Blotti à la maison dans vos jim-jams bien chauds, vous éliminez également le risque de tomber accidentellement sur un ennemi.
KATHY LETTE
Rester chez soi présente également d’autres avantages. Fini les dîners chics dans des restaurants chers avec des amis qui se considèrent comme des « gourmets ». Oh, les heures que j’ai perdues pendant que certains consultaient le sommelier de l’huile d’olive sur la différence entre les variétés espagnoles picual et grecques koroneiki. Tout ce que je sais des olives, c’est à quel point je les aime dans un martini – idéalement bues à toute vitesse pour m’engourdir face à une telle pompe gastronomique.
Un autre problème de restauration est le partage des factures.

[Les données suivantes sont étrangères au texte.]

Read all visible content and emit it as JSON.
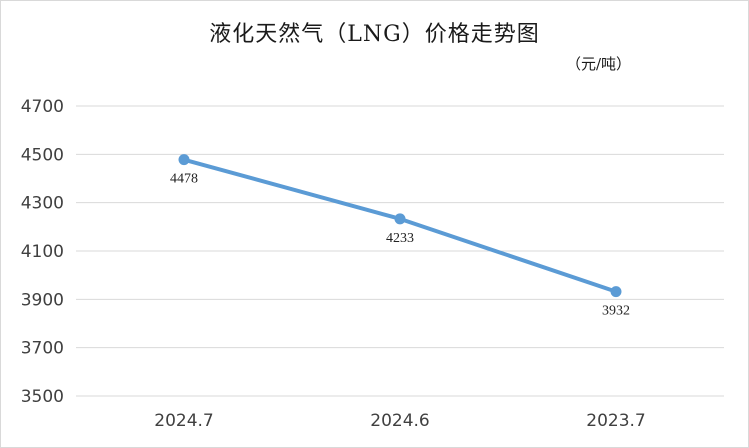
{
  "chart_data": {
    "type": "line",
    "title": "液化天然气（LNG）价格走势图",
    "unit_label": "（元/吨）",
    "categories": [
      "2024.7",
      "2024.6",
      "2023.7"
    ],
    "series": [
      {
        "values": [
          4478,
          4233,
          3932
        ],
        "color": "#5b9bd5"
      }
    ],
    "ylim": [
      3500,
      4700
    ],
    "yticks": [
      3500,
      3700,
      3900,
      4100,
      4300,
      4500,
      4700
    ],
    "grid": true,
    "data_labels": true
  }
}
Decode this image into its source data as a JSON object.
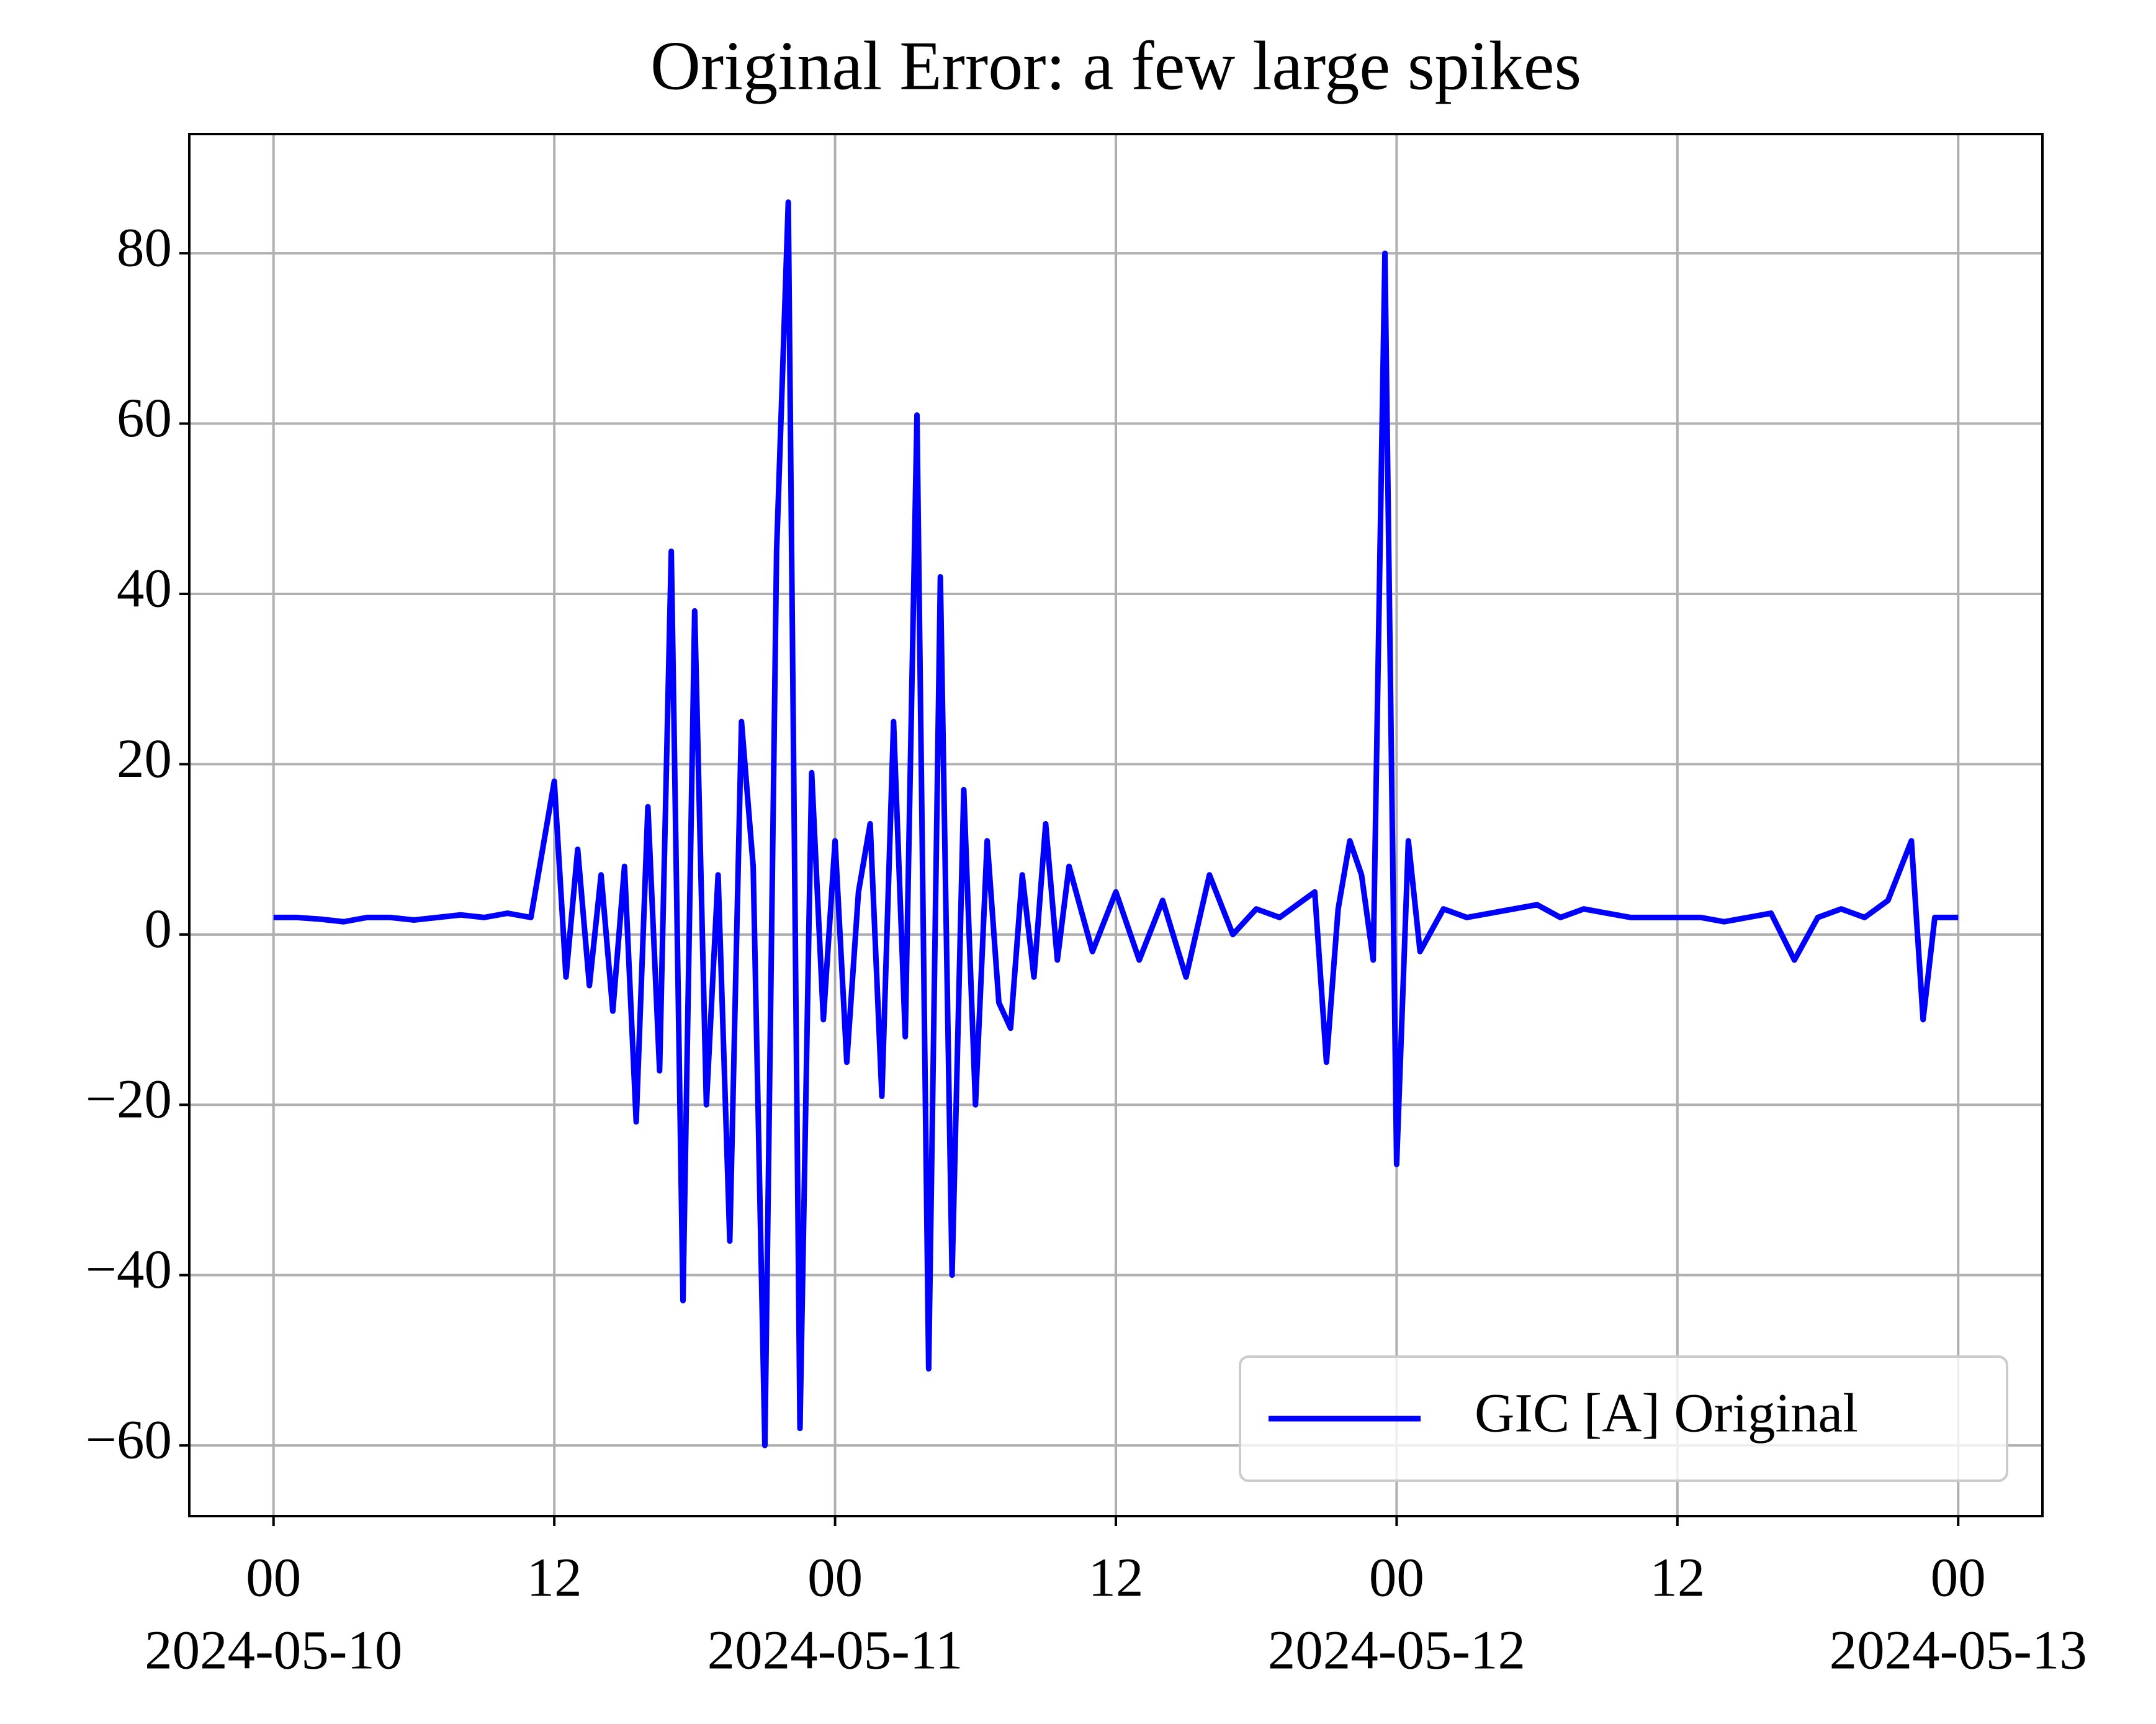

Même si vos convives se sont régalés de truffes, d’huîtres et d’œufs de mouettes récoltés sur les parois des falaises par des gourmands en rappel alors que vous n’avez dégusté qu’un burger arrosé de bière, le partage 50-50 est obligatoire.
Blotti à la maison dans vos jim-jams bien chauds, vous éliminez également le risque de tomber accidentellement sur un ennemi. L’autre jour, je discutais joyeusement avec un vieil ami lors du lancement d’un livre lorsque mon sang s’est glacé, comme une héroïne d’un film de Dracula. Un critique qui avait saccagé un de mes romans s’approchait de moi, auréolé de faux sourires.
« J’aurais dû deviner que c’était toi, » dis-je, évitant son baiser de Judas. « Le ciel s’est assombri et tous les animaux du quartier ont commencé à courir en rond. »
L’une des grandes choses à propos d’avoir 60 ans, c’est que je suis devenu complètement intolérant – la condition d’être incapable de tolérer les putains d’esprit des autres. C’est une phrase que je vis désormais – et pas seulement parce qu’elle est pointée sur mes coussins – mais elle peut vous transformer en un peu un paria social dans une situation de fête.
Rester à l’intérieur supprime également la peur de l’alcootest. Seules trois choses s’améliorent avec le temps : George Clooney, stilton et vino. Il ne fait aucun doute que le vin se bonifie avec l’âge : plus je vieillis, plus je l’aime. Et avec l’état du monde, avons-nous déjà eu davantage besoin de boire ? Ne pas sortir signifie que c’est toujours l’heure du vin.
C’est également adieu aux costumes élégants, aux talons manucurés et aux cheveux parfaits en salon lorsque vous pouvez simplement vous balader dans vos vieux favoris effilochés. Mon ensemble confortable actuel donne l’impression d’avoir traversé un magasin de charité recouvert de superglue.
Rester à la maison élimine également la pression de publier sur Instagram des photos de votre vie sociale sensationnelle – faire du yachting en Méditerranée, faire de la randonnée dans l’Himalaya ou suivre des cours d’exercices sophistiqués, comme le yoga Bikram. Oh, le soulagement de ne plus essayer de faire des poses avancées de cobra, de criquet, de chameau et d’aigle dans une situation de sauna. En vérité, ces jours-ci, je suis tout simplement ravie de pouvoir mettre ma jambe sur la baignoire pour me raser.
Et bien sûr, en restant chez moi, je n’inflige pas mon propre comportement grossier aux autres. Alors oui, mon partenaire antisocial a raison – rester à la maison est la nouvelle sortie… J’ai juste hâte de sortir et d’en parler à tout le monde.